Mons. Luis Argüello, arzobispo de Valladolid y presidente de la Conferencia Episcopal Española, ha impartido esta mañana algo parecido a una lección magistral.
Argüello ha señalado que la llegada de Donald Trump al poder precipitó el derrumbe del sistema global surgido tras la Segunda Guerra Mundial. Citando al sociólogo Zygmunt Bauman, el prelado advierte de que la gente siente que ha perdido el control sobre sus vidas y que son «peones movidos por jugadores desconocidos».
El prelado denuncia la hipocresía de la comunidad internacional ante la guerra en Gaza y otras zonas en conflicto. Mientras Europa invierte 800.000 millones de euros en rearmarse, Argüello critica que «la supuesta legalidad internacional no interviene» y que la población asiste «entre asombrados e indiferentes» al sufrimiento humano.
Demografía en caída libre y la crisis del «nosotros»
El discurso también ha abordado la crisis de natalidad en España y el mundo, algo que el Papa Francisco ha descrito como un signo de «radical falta de esperanza». Argüello se hace eco de las preocupaciones del Partido Comunista Chino, que se pregunta «¿quién nos cuidará cuando seamos mayores?», tras constatar que en Pekín hay más mascotas que niños.
El prelado vallisoletano advierte que la economía, los estilos de vida consumistas y la «manipulación del deseo» han moldeado una sociedad donde formar una familia ya no es una prioridad. La crisis de natalidad, insiste, no se resuelve con ayudas económicas, sino con un cambio radical en los valores predominantes.
La dictadura del relativismo y el «progreso sin Dios»
Argüello ha cargado contra el positivismo jurídico y el relativismo moral, denunciando que hoy lo bueno es «lo que dicen las leyes», lo útil «lo que dicta el mercado» y lo conveniente «lo que satisface el deseo». En este contexto, el individualismo se impone, fragmentando la sociedad en identidades parciales y enfrentadas.
El prelado también arremete contra la idea de «progreso» que ha sustituido a la esperanza cristiana. «El progreso está en crisis», afirma, señalando que ha dejado un vacío existencial que algunos intentan llenar con «expectativas de lo probable o lo posible», pero que en última instancia solo ha servido para debilitar la fe y la cohesión social.
El bloqueo a la regularización de inmigrantes
Mons.

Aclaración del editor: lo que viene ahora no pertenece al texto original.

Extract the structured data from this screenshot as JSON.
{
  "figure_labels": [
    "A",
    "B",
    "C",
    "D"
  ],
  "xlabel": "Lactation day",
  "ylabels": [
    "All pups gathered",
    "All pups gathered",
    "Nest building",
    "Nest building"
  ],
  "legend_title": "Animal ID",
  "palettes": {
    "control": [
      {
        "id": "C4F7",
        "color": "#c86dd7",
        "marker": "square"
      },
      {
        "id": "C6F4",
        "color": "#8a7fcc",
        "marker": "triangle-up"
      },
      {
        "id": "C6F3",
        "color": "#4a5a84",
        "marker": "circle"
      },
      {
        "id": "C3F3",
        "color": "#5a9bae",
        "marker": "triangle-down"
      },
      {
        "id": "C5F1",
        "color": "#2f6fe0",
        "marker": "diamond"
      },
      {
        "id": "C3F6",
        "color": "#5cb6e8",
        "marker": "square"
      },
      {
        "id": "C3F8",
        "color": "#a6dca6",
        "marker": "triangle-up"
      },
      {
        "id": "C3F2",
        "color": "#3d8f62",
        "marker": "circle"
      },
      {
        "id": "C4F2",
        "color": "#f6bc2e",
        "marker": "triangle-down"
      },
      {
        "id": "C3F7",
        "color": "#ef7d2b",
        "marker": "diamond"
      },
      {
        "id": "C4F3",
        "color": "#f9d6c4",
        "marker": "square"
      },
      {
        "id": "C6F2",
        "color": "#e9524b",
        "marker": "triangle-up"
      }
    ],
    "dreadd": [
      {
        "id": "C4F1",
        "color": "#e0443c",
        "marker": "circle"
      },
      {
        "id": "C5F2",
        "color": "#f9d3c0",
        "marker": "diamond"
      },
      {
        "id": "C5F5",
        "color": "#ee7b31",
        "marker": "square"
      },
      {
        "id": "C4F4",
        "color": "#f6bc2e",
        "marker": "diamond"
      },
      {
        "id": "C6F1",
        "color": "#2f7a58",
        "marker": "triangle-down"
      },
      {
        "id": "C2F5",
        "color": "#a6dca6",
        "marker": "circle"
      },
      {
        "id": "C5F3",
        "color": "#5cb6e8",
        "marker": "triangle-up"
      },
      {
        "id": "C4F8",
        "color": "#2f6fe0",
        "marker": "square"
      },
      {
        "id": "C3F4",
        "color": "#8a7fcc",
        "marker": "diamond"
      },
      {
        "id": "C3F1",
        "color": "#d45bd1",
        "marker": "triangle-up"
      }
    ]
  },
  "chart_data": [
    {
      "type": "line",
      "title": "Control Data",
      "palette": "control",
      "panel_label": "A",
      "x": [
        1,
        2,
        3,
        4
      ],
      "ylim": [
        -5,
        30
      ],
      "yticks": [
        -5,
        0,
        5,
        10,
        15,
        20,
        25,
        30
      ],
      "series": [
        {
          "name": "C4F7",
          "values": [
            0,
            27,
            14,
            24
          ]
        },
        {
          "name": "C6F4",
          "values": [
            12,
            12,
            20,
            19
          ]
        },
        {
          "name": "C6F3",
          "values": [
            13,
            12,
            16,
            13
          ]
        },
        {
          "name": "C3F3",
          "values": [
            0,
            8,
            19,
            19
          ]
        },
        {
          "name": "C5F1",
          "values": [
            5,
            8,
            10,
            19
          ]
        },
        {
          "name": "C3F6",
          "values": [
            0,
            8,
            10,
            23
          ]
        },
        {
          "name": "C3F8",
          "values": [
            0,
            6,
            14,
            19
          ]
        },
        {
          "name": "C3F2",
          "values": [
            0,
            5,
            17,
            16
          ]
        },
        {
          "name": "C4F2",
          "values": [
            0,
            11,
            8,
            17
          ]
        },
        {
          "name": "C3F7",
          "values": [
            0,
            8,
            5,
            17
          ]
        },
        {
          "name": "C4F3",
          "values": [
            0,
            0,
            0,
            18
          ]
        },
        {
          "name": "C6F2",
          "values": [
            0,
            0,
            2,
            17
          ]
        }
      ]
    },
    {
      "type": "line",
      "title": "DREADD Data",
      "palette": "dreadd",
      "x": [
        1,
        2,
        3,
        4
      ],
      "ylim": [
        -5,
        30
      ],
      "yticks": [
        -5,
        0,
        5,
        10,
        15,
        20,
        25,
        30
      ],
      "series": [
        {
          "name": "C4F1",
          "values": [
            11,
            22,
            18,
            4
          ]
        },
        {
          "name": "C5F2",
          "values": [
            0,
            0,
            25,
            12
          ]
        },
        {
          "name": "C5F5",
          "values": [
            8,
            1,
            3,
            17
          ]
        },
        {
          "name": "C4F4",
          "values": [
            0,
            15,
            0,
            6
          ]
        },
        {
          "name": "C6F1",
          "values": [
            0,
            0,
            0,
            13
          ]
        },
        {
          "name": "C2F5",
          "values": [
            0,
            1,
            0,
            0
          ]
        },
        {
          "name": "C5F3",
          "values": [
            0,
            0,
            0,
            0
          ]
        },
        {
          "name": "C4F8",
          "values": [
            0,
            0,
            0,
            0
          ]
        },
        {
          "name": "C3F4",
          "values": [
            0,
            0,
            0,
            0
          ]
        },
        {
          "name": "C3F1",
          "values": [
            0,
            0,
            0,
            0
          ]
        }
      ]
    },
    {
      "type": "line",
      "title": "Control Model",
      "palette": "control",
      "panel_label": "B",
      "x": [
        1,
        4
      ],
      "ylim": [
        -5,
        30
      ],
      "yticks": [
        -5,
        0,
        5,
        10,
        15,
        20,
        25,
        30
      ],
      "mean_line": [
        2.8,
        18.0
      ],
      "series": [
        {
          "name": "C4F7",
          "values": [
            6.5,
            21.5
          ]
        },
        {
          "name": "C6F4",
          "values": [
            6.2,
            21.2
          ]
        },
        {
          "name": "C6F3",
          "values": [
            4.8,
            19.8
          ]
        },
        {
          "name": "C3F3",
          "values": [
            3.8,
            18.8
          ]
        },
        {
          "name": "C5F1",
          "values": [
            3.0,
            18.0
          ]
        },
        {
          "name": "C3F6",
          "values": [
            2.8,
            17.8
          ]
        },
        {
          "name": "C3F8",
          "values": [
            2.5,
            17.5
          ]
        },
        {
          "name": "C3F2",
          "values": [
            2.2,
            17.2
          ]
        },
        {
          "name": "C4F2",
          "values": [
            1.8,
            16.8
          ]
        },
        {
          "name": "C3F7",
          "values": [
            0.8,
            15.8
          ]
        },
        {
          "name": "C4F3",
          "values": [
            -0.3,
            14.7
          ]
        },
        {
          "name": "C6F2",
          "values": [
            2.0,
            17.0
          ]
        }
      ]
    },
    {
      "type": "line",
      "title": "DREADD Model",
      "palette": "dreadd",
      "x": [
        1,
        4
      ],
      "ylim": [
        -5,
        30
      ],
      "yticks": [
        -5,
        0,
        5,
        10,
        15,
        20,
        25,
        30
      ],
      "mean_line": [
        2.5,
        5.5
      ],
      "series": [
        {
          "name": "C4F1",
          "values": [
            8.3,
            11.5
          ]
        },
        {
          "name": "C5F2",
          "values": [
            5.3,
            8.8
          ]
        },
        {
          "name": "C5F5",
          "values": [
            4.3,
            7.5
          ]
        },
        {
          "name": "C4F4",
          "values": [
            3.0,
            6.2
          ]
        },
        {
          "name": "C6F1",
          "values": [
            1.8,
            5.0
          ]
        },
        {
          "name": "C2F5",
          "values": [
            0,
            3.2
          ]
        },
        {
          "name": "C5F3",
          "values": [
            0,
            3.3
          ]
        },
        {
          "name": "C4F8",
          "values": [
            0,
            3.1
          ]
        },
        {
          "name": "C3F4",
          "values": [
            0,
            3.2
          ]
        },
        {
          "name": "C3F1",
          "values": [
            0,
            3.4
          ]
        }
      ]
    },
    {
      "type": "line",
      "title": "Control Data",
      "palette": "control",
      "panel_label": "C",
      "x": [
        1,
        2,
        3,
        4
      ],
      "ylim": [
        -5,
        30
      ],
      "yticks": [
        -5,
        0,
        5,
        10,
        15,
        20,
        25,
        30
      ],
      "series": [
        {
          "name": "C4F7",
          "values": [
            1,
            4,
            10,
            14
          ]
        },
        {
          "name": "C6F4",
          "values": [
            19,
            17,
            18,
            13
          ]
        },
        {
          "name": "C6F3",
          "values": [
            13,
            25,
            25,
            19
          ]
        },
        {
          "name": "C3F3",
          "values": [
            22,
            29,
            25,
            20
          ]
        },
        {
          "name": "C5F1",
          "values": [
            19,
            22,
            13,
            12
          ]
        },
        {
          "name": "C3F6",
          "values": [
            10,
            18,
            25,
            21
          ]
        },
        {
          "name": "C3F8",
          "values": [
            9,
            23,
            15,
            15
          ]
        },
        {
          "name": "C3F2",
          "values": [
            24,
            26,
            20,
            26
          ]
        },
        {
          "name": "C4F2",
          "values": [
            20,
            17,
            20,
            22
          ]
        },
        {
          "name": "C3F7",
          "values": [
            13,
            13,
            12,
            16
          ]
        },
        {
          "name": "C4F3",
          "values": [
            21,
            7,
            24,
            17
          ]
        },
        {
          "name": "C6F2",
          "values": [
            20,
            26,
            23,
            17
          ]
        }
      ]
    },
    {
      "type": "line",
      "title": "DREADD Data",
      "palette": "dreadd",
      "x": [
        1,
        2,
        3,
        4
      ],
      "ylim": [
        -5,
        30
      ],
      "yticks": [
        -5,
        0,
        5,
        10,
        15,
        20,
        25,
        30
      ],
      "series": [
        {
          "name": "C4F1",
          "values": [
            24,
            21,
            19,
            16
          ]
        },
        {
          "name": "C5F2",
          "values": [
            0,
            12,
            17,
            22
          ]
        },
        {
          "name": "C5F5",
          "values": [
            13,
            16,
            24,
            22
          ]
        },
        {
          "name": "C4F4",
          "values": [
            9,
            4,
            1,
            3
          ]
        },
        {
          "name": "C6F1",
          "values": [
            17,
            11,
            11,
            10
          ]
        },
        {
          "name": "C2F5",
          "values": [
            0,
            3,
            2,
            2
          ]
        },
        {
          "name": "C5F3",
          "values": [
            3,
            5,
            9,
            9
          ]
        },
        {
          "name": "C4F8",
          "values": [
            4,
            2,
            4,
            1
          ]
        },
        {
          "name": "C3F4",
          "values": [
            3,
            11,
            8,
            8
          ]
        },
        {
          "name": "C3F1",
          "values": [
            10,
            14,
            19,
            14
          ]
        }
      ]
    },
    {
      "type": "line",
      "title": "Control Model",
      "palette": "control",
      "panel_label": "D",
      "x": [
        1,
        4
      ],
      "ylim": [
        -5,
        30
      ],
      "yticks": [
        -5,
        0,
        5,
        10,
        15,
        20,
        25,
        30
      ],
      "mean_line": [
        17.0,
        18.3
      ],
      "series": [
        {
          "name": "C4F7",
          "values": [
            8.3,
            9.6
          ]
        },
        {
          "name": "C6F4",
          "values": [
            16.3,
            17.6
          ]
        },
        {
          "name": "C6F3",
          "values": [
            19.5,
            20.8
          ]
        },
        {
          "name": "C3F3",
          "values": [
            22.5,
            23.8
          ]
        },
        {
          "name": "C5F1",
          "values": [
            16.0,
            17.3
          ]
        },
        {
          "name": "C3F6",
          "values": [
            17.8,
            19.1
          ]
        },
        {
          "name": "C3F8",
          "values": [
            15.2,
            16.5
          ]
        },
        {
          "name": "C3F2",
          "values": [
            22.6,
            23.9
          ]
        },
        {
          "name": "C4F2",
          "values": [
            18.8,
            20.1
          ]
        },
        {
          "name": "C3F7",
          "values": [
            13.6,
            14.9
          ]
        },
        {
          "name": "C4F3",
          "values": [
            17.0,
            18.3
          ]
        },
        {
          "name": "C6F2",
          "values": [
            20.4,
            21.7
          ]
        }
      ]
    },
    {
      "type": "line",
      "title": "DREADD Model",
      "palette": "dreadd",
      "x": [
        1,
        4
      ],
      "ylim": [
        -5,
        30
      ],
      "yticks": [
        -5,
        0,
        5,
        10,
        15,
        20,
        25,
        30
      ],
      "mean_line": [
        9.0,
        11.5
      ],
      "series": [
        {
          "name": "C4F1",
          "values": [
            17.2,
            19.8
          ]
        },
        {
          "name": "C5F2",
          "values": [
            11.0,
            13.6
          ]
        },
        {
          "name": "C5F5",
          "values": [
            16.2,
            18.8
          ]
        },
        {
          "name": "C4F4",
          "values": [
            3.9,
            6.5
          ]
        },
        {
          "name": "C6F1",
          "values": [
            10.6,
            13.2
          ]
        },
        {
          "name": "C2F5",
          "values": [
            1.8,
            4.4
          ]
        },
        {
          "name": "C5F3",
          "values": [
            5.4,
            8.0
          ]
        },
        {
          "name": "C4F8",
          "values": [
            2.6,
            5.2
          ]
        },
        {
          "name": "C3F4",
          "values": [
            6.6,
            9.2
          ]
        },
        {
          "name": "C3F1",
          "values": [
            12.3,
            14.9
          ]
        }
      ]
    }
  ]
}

Argüello ha criticado duramente la paralización de la Iniciativa Legislativa Popular (ILP) sobre la regularización de inmigrantes en España. «¿Qué hacemos con estas miles de personas? ¿Las expulsamos a todas o abordamos de una vez la manera de regularizar su situación?», cuestionó el prelado.
La ILP, respaldada por más de 600.000 firmas y promovida por organizaciones como Cáritas y la Comisión Episcopal para la Pastoral Social, quedó en suspenso tras la modificación del reglamento de extranjería aprobada en noviembre de 2024. Según Mons. Argüello, este cambio normativo «deja en un limbo jurídico y existencial» a miles de personas, incluyendo niños, enfermos y trabajadores que no cumplen con los requisitos de permanencia o documentación exigidos.
El arzobispo de Valladolid instó a los principales partidos a retomar el debate y a superar «polarizaciones estériles» en un asunto que afecta a la dignidad y el bien común. «Queremos promover una alianza social que lleve esperanza a quienes están excluidos de la regularización y viven en una tierra de nadie que no propicia nada bueno», afirmó.
Argüello ha evitado en su discurso hacer ninguna mención a la situación actual del Valle de los Caídos tras haber quedado relegado a un segundo plano.